The mRNA levels of MyoD, Pax7, MyoD, Desmin, Myogenin, MyHC, PGC1ɑ, slow Troponin C (TNN C) and slow Troponin I (TNN I) were evaluated by quantitative real time PCR in primary SCs differentiating for 48 hours and 72 hours and, in the case of SCs differentiating for 72 hours, treated for the last 24 hours with 10 μM or 50 μM TMZ. Data were normalised to 18S used as internal control. Data display the percentage of mRNAs relative to control 24 hours DM, which was arbitrarily set as 1. Data shown are the mean ± s.e.m. from four experiments each performed in triplicate. ^*p < 0.05, ^**p ≤ 0.01 and ^***p≤ 0.005 by two-tailed Student’s t-test.

Figure 7. TMZ stimulates new myofiber formation in vivo

(A) The mRNA levels of Pax7, MyoD, Myogenin (Myog), Desmin and MCP1 were evaluated by quantitative real time PCR and were normalised to 18S used as internal control in TA muscles of untreated mice (Ctrl), cardiotoxin (CTX)-injured mice (CTX), TMZ-treated mice (Ctrl TMZ), and TMZ-treated CTX-injured mice (CTX TMZ) 5 days post-injury.

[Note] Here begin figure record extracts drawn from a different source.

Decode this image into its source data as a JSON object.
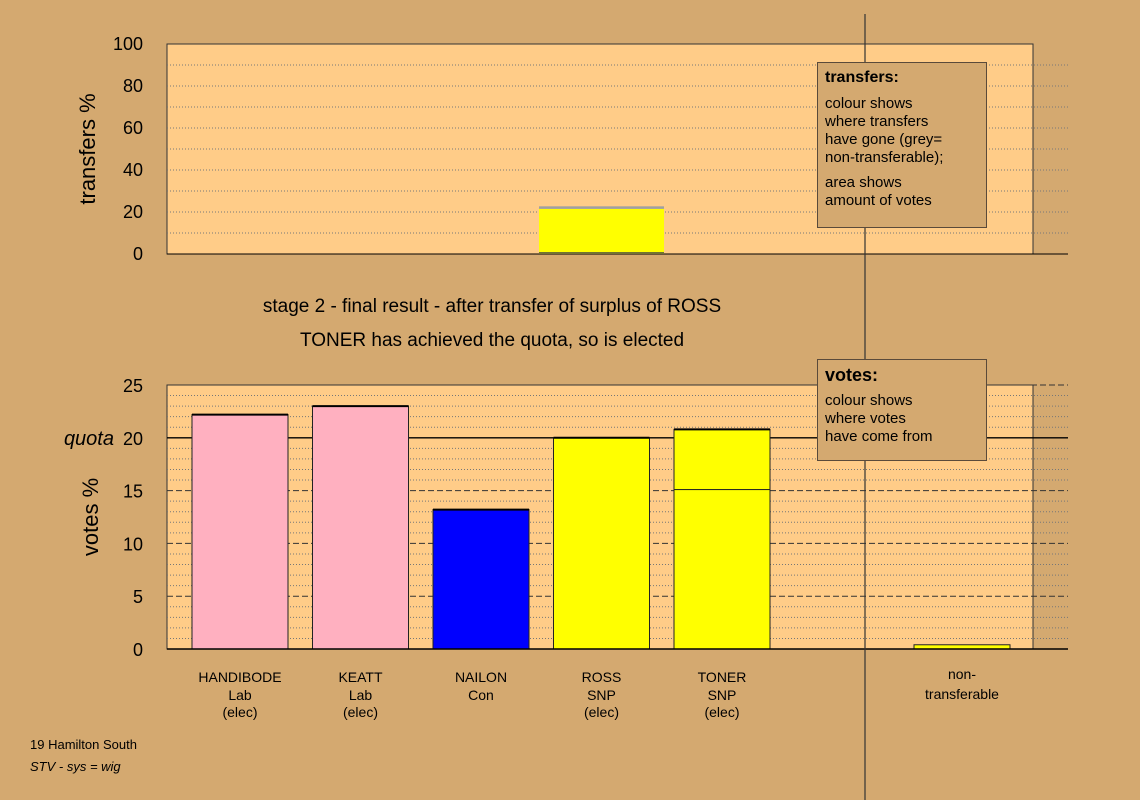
{
  "chart_data": [
    {
      "type": "bar",
      "name": "transfers",
      "ylabel": "transfers %",
      "ylim": [
        0,
        100
      ],
      "yticks": [
        "0",
        "20",
        "40",
        "60",
        "80",
        "100"
      ],
      "grid": true,
      "bars": [
        {
          "candidate": "TONER",
          "segments": [
            {
              "value": 21.5,
              "color": "#FFFF00"
            },
            {
              "value": 1.2,
              "color": "#A0A0A0"
            }
          ]
        }
      ],
      "legend": {
        "title": "transfers:",
        "lines1": [
          "colour shows",
          "where transfers",
          "have gone (grey=",
          "non-transferable);"
        ],
        "lines2": [
          "area shows",
          "amount of votes"
        ]
      }
    },
    {
      "type": "bar",
      "name": "votes",
      "ylabel": "votes %",
      "ylim": [
        0,
        25
      ],
      "yticks": [
        "0",
        "5",
        "10",
        "15",
        "20",
        "25"
      ],
      "quota_label": "quota",
      "quota": 20,
      "grid": true,
      "candidates": [
        {
          "name": "HANDIBODE",
          "party": "Lab",
          "status": "(elec)",
          "segments": [
            {
              "value": 22.2,
              "color": "#FFB0C0"
            }
          ]
        },
        {
          "name": "KEATT",
          "party": "Lab",
          "status": "(elec)",
          "segments": [
            {
              "value": 23.0,
              "color": "#FFB0C0"
            }
          ]
        },
        {
          "name": "NAILON",
          "party": "Con",
          "status": "",
          "segments": [
            {
              "value": 13.2,
              "color": "#0000FF"
            }
          ]
        },
        {
          "name": "ROSS",
          "party": "SNP",
          "status": "(elec)",
          "segments": [
            {
              "value": 20.0,
              "color": "#FFFF00"
            }
          ]
        },
        {
          "name": "TONER",
          "party": "SNP",
          "status": "(elec)",
          "segments": [
            {
              "value": 15.1,
              "color": "#FFFF00"
            },
            {
              "value": 5.7,
              "color": "#FFFF00"
            }
          ]
        }
      ],
      "nontransferable": {
        "label1": "non-",
        "label2": "transferable",
        "value": 0.4,
        "color": "#FFFF00"
      },
      "legend": {
        "title": "votes:",
        "lines": [
          "colour shows",
          "where votes",
          "have come from"
        ]
      }
    }
  ],
  "stage_title": "stage 2 - final result - after transfer of surplus of ROSS",
  "stage_subtitle": "TONER has achieved the quota, so is elected",
  "footer": {
    "line1": "19 Hamilton South",
    "line2": "STV - sys = wig"
  },
  "colors": {
    "background": "#D4A970",
    "plot_bg": "#FFCC88"
  }
}
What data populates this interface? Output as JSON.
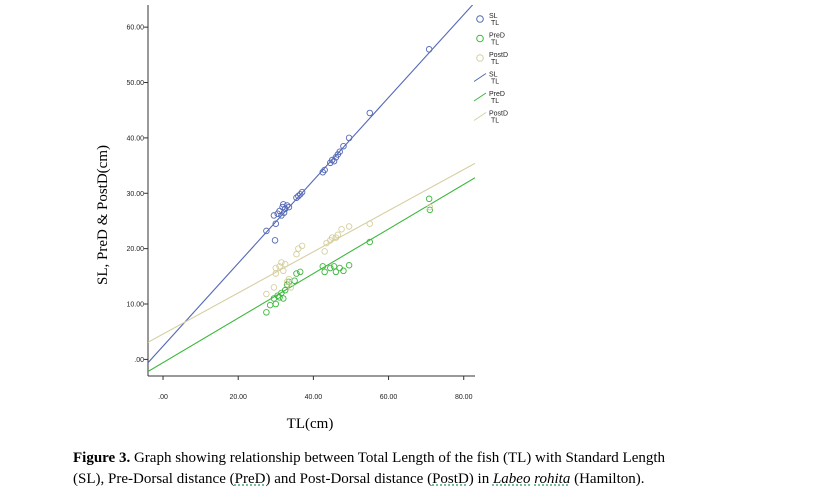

At least six mice for each group were used. TMZ was administered 5mg/kg for 5 days by daily intraperitoneal (i.p.) injections from -1 to +4 days with respect to CTX muscle injury date T0. Data display the percentage of mRNAs relative to control, which was arbitrarily set as 100. Data shown are the mean ± s.e.m. from three experiments each performed in triplicate. ^*p ≤ 0.05 and ^**p ≤ 0.01 by two-tailed Student’s t-test. (B) To quantify regeneration due to CTX-induced injury, muscle sections of the injected muscles were analyzed 5 days post-injury. Representative images only of the area with centronucleated myofibers of Laminin/DAPI stained cross-sections from at least three separate transverse planes of TA muscles damaged with CTX untreated (Ctrl) or treated (TMZ) with TMZ are shown. The percentage of centronucleated myofibers (Centr myofibers) on the whole section is indicated. Five untreated mice and and five TMZ-treated mice and at least 5000 myofibers from 5 untreated mice and at least 5000 myofibers from 5 TMZ-treated mice have been evaluated for the determination of cross-sectional area (CSA). Frequency histograms show the distribution of CSA measured only for centronucleated myofibers. Scale bar: 100 μm. (D) Same as (C) but at 15 days post-injury. The percentage of centronucleated myofibers (Centr myofibers) on the whole section is indicated (^**p ≤ 0.01). (D) GSN extracts from untreated control mice (Ctrl), TMZ-treated control mice (TMZ), C26 mice (C26) and TMZ-treated C26 mice (C26-TMZ) were assayed for Pax7, MyoD and Myogenin (Myog) protein levels. Protein levels of representative 3 out of 6 mice are shown. A lane between lane 6 and lane 7 was removed from the blot because of technical problems. ɑ-tubulin was used as loading control. Density of immunoreactive bands was calculated using the ImageQuant TL software from GE Healthcare Life normalized for α-tubulin. Each value indicates the mean± s.e.m. (reported as percentage of Ctrl) of the densitometric analysis on three independent immunoblots. ^**p ≤ 0.01 and ^***p ≤ 0.001 by Student t-test.